Published March 23, 2019

I MUST have flown from Colombo to Karachi at least 20 times over the last several years, and normally, it takes just a bit over three hours.

But last week, it took me a shattering 12-hour all-nighter to get to Karachi via Doha. Why Doha? You may well ask as Qatar’s capital is way to the west, and the last place you would think of changing planes on a flight to Karachi. The reason is that India has closed its airspace, forcing planes from the east to make a huge detour.

In the scheme of things, my inconvenience would not count for very much. But when you multiply it by the thousands of passengers and hundreds of aircraft that have had to skirt around Indian airspace ever since the Indian air attack at Balakot, and the aerial skirmishes over Kashmir, the costs add up.

Not to be outdone in this childish game of tit-for-tat, Pakistan has also closed its airspace to foreign flights, forcing them to Europe to adopt a circuitous (and expensive) route. Having observed the one-step-forward, two-steps-back dance performed over the years by these two South Asian rivals for years, I can only say that they seem to be stumbling a lot more.

Over time, the peace lobby has become weaker.

Just as the rhetoric from Pakistan appears to have become a little more mature, the hysterical warmongering in India seems to have become shriller. One reason for the relatively peaceful sounds emanating from Pakistan is the realisation that the economy cannot sustain hostilities with our much bigger neighbour for long. And nor can we use our nuclear weapons without risking mutually assured destruction together with India.
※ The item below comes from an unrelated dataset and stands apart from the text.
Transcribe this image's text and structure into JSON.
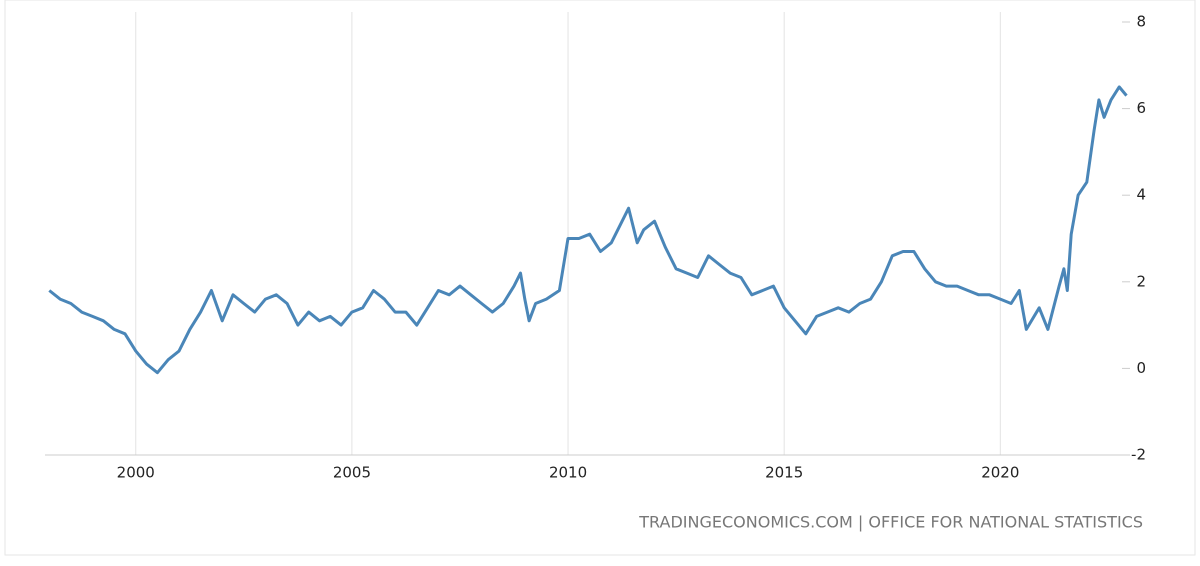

International pressure to rein in the extremist groups that infest the country is steadily growing, with the threat of the Financial Action Task Force black list looming ahead. Without diplomatic support for its Kashmir stance, Pakistan can do little but lodge protests against Indian atrocities in the Indian-occupied Valley. The world is heartily sick and tired of the problem, and just wishes it would somehow go away; and it would, but for the heroism of the Kashmiri people.

Ask most Pakistanis how the conflict can be resolved, and they will reply that the UN resolution should be implemented, and a plebiscite held to ascertain the will of the Kashmiris. But 70 years after the UN took up the matter, the world has moved on. Foreigners, even well-informed ones, simply don’t understand why the two countries cannot sit down and sort out the problem instead of clashing repeatedly over it.
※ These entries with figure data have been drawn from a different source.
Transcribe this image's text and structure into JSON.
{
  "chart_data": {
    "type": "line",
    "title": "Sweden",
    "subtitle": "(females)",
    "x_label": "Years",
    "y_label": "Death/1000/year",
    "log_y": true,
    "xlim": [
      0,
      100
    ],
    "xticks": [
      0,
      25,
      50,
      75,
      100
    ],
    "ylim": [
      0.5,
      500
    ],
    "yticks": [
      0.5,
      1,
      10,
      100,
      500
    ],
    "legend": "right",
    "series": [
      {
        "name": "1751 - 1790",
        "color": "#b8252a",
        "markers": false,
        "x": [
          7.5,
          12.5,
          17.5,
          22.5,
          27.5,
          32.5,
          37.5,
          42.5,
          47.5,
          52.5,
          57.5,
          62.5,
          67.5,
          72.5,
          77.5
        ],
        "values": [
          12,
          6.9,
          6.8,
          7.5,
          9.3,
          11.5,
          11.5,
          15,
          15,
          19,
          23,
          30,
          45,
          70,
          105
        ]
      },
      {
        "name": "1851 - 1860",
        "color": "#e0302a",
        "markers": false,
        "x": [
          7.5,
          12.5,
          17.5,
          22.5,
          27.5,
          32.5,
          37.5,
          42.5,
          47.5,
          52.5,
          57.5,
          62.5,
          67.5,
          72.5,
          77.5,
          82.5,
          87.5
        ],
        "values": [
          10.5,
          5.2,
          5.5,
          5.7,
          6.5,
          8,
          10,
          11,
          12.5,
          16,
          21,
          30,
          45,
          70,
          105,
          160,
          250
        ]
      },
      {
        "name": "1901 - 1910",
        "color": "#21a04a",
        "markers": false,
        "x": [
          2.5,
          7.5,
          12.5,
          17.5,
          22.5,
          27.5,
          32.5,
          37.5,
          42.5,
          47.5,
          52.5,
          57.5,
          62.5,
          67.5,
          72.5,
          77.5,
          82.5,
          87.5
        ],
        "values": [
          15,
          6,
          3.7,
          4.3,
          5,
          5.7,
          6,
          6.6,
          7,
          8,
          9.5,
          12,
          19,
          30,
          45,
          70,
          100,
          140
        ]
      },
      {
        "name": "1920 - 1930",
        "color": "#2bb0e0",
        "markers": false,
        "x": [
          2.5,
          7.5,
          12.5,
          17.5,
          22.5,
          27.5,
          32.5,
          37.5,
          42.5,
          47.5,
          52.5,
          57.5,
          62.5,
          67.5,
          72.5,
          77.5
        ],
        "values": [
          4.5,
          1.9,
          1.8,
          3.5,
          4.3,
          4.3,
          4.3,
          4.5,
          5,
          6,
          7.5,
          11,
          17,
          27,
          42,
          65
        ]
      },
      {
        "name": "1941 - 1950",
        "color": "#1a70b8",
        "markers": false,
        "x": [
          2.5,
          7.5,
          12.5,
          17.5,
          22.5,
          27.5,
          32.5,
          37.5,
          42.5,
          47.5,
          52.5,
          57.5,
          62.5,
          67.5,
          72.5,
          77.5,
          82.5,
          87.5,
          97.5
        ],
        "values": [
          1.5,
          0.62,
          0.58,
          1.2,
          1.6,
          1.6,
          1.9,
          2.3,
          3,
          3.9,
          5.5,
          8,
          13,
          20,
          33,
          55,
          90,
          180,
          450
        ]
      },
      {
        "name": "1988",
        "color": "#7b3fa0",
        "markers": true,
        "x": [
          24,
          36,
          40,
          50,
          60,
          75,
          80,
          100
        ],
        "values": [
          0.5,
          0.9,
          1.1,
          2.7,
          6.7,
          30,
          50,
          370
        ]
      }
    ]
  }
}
Thus, all these years of banging on about a plebiscite has cut no ice with either India or the international community. Another obstacle is the fact that at the 1972 Shimla conference, Zulfikar Ali Bhutto agreed that outstanding problems would be sorted out bilaterally. This was the price he had to pay for the release of 90,000 Pakistani prisoners of war captured in East Pakistan.

As India’s position has hardened, the prospect of a negotiated settlement is further away than ever. With Modi’s Hindutva supporters baying for blood, it is hard to see how any Indian government will find the backbone to resolve the issue. Indeed, over time, the peace lobby has become weaker.
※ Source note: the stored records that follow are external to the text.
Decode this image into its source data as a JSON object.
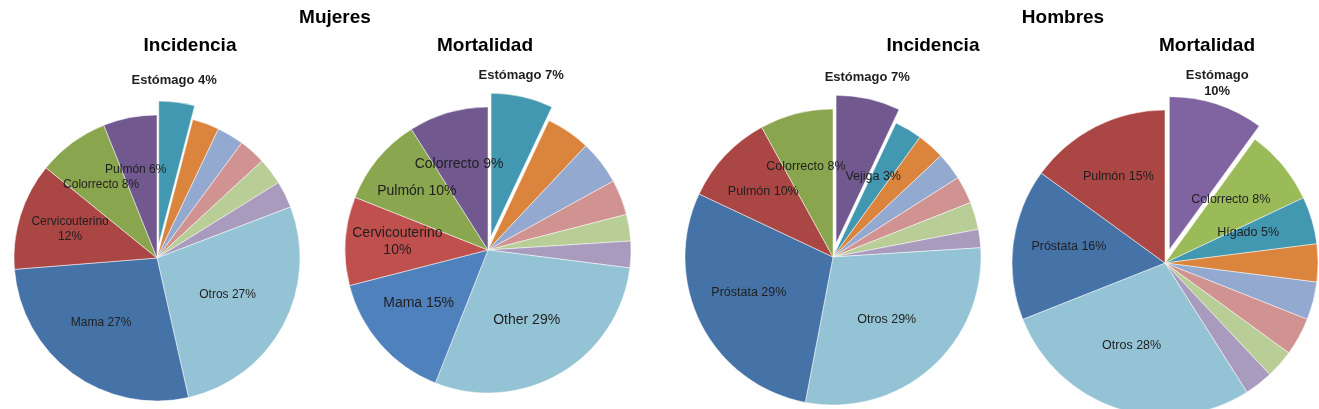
{
  "chart_data": [
    {
      "type": "pie",
      "title": "Incidencia",
      "annotations": [
        "Mujeres"
      ],
      "categories": [
        "Estómago",
        null,
        null,
        null,
        null,
        null,
        "Otros",
        "Mama",
        "Cervicouterino",
        "Colorrecto",
        "Pulmón"
      ],
      "values": [
        4,
        3,
        3,
        3,
        3,
        3,
        27,
        27,
        12,
        8,
        6
      ],
      "value_labels": [
        "4%",
        null,
        null,
        null,
        null,
        null,
        "27%",
        "27%",
        "12%",
        "8%",
        "6%"
      ],
      "colors": [
        "#4298b0",
        "#db843d",
        "#93a9cf",
        "#d19392",
        "#b9cd96",
        "#a99bbd",
        "#93c3d4",
        "#4572a7",
        "#aa4643",
        "#89a54e",
        "#71588f"
      ]
    },
    {
      "type": "pie",
      "title": "Mortalidad",
      "categories": [
        "Estómago",
        null,
        null,
        null,
        null,
        null,
        "Other",
        "Mama",
        "Cervicouterino",
        "Pulmón",
        "Colorrecto"
      ],
      "values": [
        7,
        5,
        5,
        4,
        3,
        3,
        29,
        15,
        10,
        10,
        9
      ],
      "value_labels": [
        "7%",
        null,
        null,
        null,
        null,
        null,
        "29%",
        "15%",
        "10%",
        "10%",
        "9%"
      ],
      "colors": [
        "#4298b0",
        "#db843d",
        "#93a9cf",
        "#d19392",
        "#b9cd96",
        "#a99bbd",
        "#93c3d4",
        "#4f81bd",
        "#c0504d",
        "#8aa64f",
        "#71588f"
      ]
    },
    {
      "type": "pie",
      "title": "Incidencia",
      "annotations": [
        "Hombres"
      ],
      "categories": [
        "Estómago",
        "Vejiga",
        null,
        null,
        null,
        null,
        null,
        "Otros",
        "Próstata",
        "Pulmón",
        "Colorrecto"
      ],
      "values": [
        7,
        3,
        3,
        3,
        3,
        3,
        2,
        29,
        29,
        10,
        8
      ],
      "value_labels": [
        "7%",
        "3%",
        null,
        null,
        null,
        null,
        null,
        "29%",
        "29%",
        "10%",
        "8%"
      ],
      "colors": [
        "#71588f",
        "#4298b0",
        "#db843d",
        "#93a9cf",
        "#d19392",
        "#b9cd96",
        "#a99bbd",
        "#93c3d4",
        "#4572a7",
        "#aa4643",
        "#89a54e"
      ]
    },
    {
      "type": "pie",
      "title": "Mortalidad",
      "categories": [
        "Estómago",
        "Colorrecto",
        "Hígado",
        null,
        null,
        null,
        null,
        null,
        "Otros",
        "Próstata",
        "Pulmón"
      ],
      "values": [
        10,
        8,
        5,
        4,
        4,
        4,
        3,
        3,
        28,
        16,
        15
      ],
      "value_labels": [
        "10%",
        "8%",
        "5%",
        null,
        null,
        null,
        null,
        null,
        "28%",
        "16%",
        "15%"
      ],
      "colors": [
        "#8064a2",
        "#9bbb59",
        "#4298b0",
        "#db843d",
        "#93a9cf",
        "#d19392",
        "#b9cd96",
        "#a99bbd",
        "#93c3d4",
        "#4572a7",
        "#aa4643"
      ]
    }
  ]
}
Many Pakistanis, Imran Khan included, imagine that a Congress government — if elected in next month’s general elections — will be more amenable to a peaceful settlement. But given the hype and hysteria we witnessed recently following the Indian raid at Balakot, this is grasping at straws.

We should also recognise that Pakistan had previously played into the hands of extremists on both sides of the divide by giving terrorists a platform from which to launch cross-border operations. In Pakistan, these jihadists have gained legitimacy and recruits; in India, their bloody attacks have provoked a strong backlash. Now, these groups are at the top of the Indian agenda for any talks with Pakistan.

Seen from abroad, the fact that even after a decade, Pakistan has been unwilling to try and sentence the planners and organisers accused of orchestrating the horrifying Mumbai attacks in 2008 is mystifying. And it seems the crackdown on militant outfits like the Jaish-e-Mohammad and Lashkar-e-Taiba is aimed at pleasing the many critics of our policies.

There seems to be no serious effort to implement the agreed points contained in the National Action Plan hammered out over four years ago to combat terrorism. Other countries, faced with a far less deadly terrorist threat, have changed their laws and strengthened their law and order agencies. Meanwhile, we remain locked in our cycle of indecision and incompetence.

And as the two countries wrangle, poverty, illiteracy and hunger take their toll on our subcontinent, with around 1.5 billion people in both countries being made to pay the price for the callousness and stupidity of their leaders.